Mum lives alone, independent by choice, but through a wondrous chain of events one son was there when it happened and was able to immediately get her an ambulance. She was at the hospital, through the CT scan that revealed a clot in her brain, and being given the clot-busting treatment before the hour was up. She has made a remarkable recovery and will make more, but it is a very hard road to have to walk in the oldest stage of life.
A stroke is such an aptly named event. Even though Mum had a medical condition and took medication that still left her at risk, when it occurred it was in the space of time that a downward chopping stroke of your hand might take. Plans and certainties rudely proved in that moment to be illusions, as she fell to the floor immobilised and speechless and not comprehending what had happened to her.
We, all her sons and daughters, were confronted by the precarious of existence – hers and ultimately also our own. It was so good to be able to all be there together, sharing the fears, talking over our responsibilities, watching out for each other, loving each other. We shared the surge of joy and relief when she emerged from the theatre alive and with us still.
As Mum has regained speech, movement and brain function (yesterday, 5 days post-stroke, she was back on to the crosswords and soduku) we have all talked about living in such a privileged part of the world, and in this advanced stage of technology. So many factors came together to allow her such a good outcome that has not been the case for others we know and love.
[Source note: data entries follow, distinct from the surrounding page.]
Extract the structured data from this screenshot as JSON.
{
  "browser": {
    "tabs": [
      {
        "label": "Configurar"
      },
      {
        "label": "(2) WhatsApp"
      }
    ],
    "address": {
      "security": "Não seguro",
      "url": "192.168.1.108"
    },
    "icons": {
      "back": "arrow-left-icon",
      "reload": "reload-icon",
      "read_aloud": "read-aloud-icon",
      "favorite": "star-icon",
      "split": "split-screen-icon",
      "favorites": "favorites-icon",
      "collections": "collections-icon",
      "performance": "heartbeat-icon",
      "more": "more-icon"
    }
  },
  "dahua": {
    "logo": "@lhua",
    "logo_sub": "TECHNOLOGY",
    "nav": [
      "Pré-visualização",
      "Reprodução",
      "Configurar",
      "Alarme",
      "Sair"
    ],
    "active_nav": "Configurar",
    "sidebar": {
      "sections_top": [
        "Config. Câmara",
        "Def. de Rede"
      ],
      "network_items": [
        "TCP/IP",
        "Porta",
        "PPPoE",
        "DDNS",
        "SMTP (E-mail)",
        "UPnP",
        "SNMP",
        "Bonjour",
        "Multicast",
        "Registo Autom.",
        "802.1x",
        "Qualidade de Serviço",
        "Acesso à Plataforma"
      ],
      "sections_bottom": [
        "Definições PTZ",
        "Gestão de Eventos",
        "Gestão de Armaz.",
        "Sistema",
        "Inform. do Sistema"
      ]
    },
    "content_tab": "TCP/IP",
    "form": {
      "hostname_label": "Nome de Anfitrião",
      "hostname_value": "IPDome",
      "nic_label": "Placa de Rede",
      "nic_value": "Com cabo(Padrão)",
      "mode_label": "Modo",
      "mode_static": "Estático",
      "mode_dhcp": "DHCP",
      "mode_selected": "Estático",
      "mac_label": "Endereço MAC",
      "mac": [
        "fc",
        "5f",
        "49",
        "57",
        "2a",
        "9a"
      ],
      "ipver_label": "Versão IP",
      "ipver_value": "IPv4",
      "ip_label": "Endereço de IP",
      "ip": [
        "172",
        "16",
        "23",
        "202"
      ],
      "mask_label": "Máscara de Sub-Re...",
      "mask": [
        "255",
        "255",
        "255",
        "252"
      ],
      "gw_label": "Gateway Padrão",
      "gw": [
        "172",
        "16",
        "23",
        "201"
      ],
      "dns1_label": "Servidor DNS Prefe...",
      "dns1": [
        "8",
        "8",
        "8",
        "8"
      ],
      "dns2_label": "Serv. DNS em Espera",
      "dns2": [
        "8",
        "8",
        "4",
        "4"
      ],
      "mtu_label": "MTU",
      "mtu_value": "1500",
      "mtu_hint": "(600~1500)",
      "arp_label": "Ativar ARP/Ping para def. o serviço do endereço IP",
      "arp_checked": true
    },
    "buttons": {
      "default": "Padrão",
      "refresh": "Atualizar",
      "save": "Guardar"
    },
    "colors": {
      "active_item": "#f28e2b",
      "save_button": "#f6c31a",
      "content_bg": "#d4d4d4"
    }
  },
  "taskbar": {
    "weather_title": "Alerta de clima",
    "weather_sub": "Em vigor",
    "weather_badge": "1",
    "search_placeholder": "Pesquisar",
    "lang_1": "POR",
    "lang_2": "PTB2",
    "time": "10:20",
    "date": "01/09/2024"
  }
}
Mum has always been a very fit and positive person and was blessed with a strong constitution. She worked in every way she could to make her body strong and for it to be able to support the busy life she has led. She is probably one of the fittest 91 year olds to pass through the hospital ward. This does not take away her grief at losing the reality that was hers before that second. She is shocked and sad, exhausted and apprehensive, as well as rebuilding hope and making her choices about what she wants. With her usual courage she is facing working out the dimensions of what has happened and what the implications are for her.
She is surrounded by love and the most superb care, from the ambos and doctors, the surgeon who removed the clots for half an hour, the nurses and therapists, who attended to her with skill and gentleness (and to all of us with patience), to the cleaners and food deliverers and volunteers who quietly attended to her needs, to her Parish Priest and friend who came that very night with the sacraments that fed Mum’s faith and trust.
The love and concern for other people that Mum has lived by, has been overwhelmingly returned. So many people want to care for her that we have to go by roster so her brain has a chance to have the rest it needs to reweave itself. Her personal friends have kept her in their hearts and prayers, understanding that staying away is the gift that they can give for the present. They will soon be able to come and help her talk her way through this massive disruption, and be there for her after it.
You can be sure that as Mum sets off today to the Rehab facility, she will be at those exercises and tasks that lead her back to independence – and if all the love she has received could become a physical manifestation, she would be carried so high she would fly.